As American Eagle Outfitters learned in July, even if you do everything right to ensure you have disaster recovery and business continuity plans in place, Murphy's Law sometimes takes over. And problems can be compounded if you rely on an outsourcer for disaster recovery services.
The multibillion-dollar clothing retailer suffered an eight-day Web site outage because its Oracle backup utility failed -- and then an IBM disaster recovery site wasn't up and running as it should have been, according to a report from StorefrontBacktalk.com.
IBM did not respond to requests for comment on the outage.

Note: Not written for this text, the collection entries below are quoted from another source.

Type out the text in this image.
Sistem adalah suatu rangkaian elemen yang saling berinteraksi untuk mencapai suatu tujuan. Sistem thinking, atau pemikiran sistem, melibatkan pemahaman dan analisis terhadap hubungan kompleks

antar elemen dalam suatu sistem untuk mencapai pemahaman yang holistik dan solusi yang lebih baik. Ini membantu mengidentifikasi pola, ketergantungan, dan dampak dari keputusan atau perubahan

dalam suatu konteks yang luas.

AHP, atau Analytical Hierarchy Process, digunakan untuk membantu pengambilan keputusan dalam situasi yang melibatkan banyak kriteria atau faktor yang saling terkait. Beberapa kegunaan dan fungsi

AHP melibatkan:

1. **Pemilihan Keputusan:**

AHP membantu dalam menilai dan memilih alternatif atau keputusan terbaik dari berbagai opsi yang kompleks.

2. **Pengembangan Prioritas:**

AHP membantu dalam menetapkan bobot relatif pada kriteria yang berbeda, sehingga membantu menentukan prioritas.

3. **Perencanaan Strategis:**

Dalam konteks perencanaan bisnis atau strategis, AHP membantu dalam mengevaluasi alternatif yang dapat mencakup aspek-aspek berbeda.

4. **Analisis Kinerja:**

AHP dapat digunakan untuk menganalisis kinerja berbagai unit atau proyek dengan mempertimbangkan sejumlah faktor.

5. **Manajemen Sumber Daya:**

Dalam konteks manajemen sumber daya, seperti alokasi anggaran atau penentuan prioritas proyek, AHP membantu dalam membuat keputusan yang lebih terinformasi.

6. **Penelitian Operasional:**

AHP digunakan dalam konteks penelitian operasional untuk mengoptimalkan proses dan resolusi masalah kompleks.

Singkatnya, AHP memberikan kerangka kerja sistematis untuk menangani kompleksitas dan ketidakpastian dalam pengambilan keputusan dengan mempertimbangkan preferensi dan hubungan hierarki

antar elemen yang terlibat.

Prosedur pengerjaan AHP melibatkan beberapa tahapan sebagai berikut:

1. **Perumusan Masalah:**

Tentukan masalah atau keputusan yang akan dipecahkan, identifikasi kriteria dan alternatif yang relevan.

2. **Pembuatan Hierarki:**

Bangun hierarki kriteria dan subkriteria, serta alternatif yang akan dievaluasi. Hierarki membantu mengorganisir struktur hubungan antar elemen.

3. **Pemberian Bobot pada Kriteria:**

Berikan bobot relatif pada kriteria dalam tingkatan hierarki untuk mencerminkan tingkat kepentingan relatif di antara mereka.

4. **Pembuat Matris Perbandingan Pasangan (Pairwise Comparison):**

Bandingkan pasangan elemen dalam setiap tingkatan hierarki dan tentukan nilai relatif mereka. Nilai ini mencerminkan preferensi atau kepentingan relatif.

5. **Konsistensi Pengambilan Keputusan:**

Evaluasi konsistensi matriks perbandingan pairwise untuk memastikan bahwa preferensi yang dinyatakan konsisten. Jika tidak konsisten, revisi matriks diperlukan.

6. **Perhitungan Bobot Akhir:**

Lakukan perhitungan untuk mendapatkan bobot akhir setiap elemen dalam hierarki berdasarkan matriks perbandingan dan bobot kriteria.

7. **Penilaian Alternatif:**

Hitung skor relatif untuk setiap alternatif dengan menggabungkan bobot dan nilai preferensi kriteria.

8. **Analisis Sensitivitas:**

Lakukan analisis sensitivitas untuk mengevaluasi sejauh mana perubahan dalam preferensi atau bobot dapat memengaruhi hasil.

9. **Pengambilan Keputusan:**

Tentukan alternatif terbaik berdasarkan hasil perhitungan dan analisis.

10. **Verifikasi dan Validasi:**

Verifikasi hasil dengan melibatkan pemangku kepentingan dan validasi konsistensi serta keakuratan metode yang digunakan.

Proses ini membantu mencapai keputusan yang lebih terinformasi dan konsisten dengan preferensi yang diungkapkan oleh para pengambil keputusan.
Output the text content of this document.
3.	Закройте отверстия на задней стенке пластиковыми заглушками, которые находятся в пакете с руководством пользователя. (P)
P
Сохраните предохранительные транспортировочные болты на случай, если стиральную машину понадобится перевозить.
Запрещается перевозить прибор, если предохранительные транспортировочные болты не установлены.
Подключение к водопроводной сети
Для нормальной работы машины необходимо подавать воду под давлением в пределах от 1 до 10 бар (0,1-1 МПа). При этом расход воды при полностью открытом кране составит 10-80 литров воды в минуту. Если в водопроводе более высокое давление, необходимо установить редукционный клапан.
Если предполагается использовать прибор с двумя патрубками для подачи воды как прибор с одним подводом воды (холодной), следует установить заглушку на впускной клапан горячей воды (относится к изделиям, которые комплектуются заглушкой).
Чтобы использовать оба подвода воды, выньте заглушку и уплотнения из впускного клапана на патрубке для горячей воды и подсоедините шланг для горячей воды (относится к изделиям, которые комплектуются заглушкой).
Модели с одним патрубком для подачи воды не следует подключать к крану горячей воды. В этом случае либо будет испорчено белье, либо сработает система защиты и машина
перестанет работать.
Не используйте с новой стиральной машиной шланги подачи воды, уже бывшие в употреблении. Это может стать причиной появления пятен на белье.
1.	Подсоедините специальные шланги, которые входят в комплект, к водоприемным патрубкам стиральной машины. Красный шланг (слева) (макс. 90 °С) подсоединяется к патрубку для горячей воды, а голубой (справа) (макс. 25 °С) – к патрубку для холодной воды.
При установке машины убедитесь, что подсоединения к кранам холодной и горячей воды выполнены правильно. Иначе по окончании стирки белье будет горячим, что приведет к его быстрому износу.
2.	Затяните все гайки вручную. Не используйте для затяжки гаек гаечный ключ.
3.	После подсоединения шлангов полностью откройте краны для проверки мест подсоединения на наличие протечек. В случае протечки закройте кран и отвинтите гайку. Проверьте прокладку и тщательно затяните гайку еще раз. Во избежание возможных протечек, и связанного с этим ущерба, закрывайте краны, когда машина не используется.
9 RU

American Eagle did not dispute StorefrontBacktalk.com's basic account of what happened, though a spokeswoman said a few details about the incident were incorrect.
According to Evan Schuman from StorefrontBacktalk.com, which monitors retail Web sites, the outage began with series of server failures.

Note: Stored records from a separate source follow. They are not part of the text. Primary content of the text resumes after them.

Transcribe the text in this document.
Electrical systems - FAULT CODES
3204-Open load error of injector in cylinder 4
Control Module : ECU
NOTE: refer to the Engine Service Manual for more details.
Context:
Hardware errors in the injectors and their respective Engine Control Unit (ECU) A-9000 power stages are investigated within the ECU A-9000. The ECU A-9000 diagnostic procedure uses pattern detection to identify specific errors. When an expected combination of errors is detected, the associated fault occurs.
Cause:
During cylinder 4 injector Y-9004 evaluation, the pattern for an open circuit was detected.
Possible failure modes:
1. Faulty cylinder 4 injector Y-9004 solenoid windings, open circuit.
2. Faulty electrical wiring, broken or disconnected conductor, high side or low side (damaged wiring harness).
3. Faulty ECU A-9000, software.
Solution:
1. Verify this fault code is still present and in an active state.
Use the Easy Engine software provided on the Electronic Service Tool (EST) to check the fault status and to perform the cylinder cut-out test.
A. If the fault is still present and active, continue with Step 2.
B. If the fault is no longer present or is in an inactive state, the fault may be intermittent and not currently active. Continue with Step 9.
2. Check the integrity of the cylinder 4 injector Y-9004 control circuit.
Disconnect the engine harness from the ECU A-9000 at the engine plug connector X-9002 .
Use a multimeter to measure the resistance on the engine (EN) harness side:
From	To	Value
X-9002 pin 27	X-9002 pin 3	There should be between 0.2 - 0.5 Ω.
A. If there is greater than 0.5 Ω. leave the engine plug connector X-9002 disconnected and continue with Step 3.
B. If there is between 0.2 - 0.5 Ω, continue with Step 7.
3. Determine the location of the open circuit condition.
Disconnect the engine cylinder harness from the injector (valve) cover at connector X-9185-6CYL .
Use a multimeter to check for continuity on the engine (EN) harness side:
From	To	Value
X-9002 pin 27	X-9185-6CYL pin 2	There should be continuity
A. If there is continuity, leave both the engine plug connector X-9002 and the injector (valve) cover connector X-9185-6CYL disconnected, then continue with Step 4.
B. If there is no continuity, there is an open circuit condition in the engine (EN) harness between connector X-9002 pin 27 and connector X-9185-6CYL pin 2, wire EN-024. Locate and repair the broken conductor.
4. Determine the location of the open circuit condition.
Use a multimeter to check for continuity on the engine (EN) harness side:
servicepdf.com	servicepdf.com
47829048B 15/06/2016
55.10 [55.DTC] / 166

Schuman, who said he spoke with an unnamed IT source at American Eagle, said a storage drive failed at an IBM off-site hosting facility. That failure was followed by a secondary backup disk drive failure. Once the drives were replaced, the company attempted a restore of about 400GB of data from backup, but the Oracle backup utility failed, possibly as a result of data corruption. Finally, American Eagle Outfitters attempted to restore its data from its disaster recovery site, only to discover the site wasn't ready and could not get the logs up and running.
"I know they were supposed to have completed it with Oracle Data Guard, but apparently it must have fallen off the priority list in the past few months," the source told Schuman.
In an e-mail response to questions from Computerworld, a spokeswoman for American Eagle Outfitters said StorefrontBacktalk.com was "off track" by saying the retailer should have directed Web traffic to its mobile Web site. That's because the mobile site was also down.
"Second, despite the slant of some reports, we worked closely with IBM in the spirit of partnership to resolve the issue as quickly as possible for our customers," she said.
In a follow-up interview, Schuman said it was only an initial story by StorefrontBacktalk.com that had stated American Eagle Outfitters should have directed traffic to the mobile site, and that story was quickly changed to acknowledge that the company was unable to use its mobile site as a backup.
What is important to note, Schuman said, is that because American Eagle Outfitters did not use a parallel architecture, with separate product databases for both its online and mobile website, when one site went down it prevented the company from being able to redirect customers to the other in order to make their purchases.
The outage raises a question for companies wondering about their disaster recovery plans: Should IT staffers be assigned to periodically audit a service provider and perform recovery drills? Experts say yes.
"You should never give up ownership or responsibility or governance of what's going on with your data to your service provider partners," said Roberta Witty, an analyst at research firm Gartner Inc. "It's still your data. It requires a fair amount of due diligence to make sure third-party service providers have all the processes and procedures in place to ensure they meet your recovery needs."
And as service providers increase the use of cloud computing to support their hosting facilities, the problem of ensuring that they deliver the data backup and disaster recovery services they've promised will only become more difficult, Witty said.
"You don't know necessarily where your data will be. There is no definitive architecture. And, your data moves around," she said.
Schuman pointed out that American Eagle Outfitters appeared to have done everything right when it came to ensuring business continuity: it had backups of its backup -- and an off-site disaster recovery facility.
"The problem is nothing is foolproof," he said. "You have two conflicting interests here, which are at the core of IT today: cutting costs and increasing efficiency, and maintaining security in case the unlikely happens."
Schuman and others suggest one possible solution: using in-house IT personnel to monitor service providers to ensure logs are being maintained and backups are being performed as expected.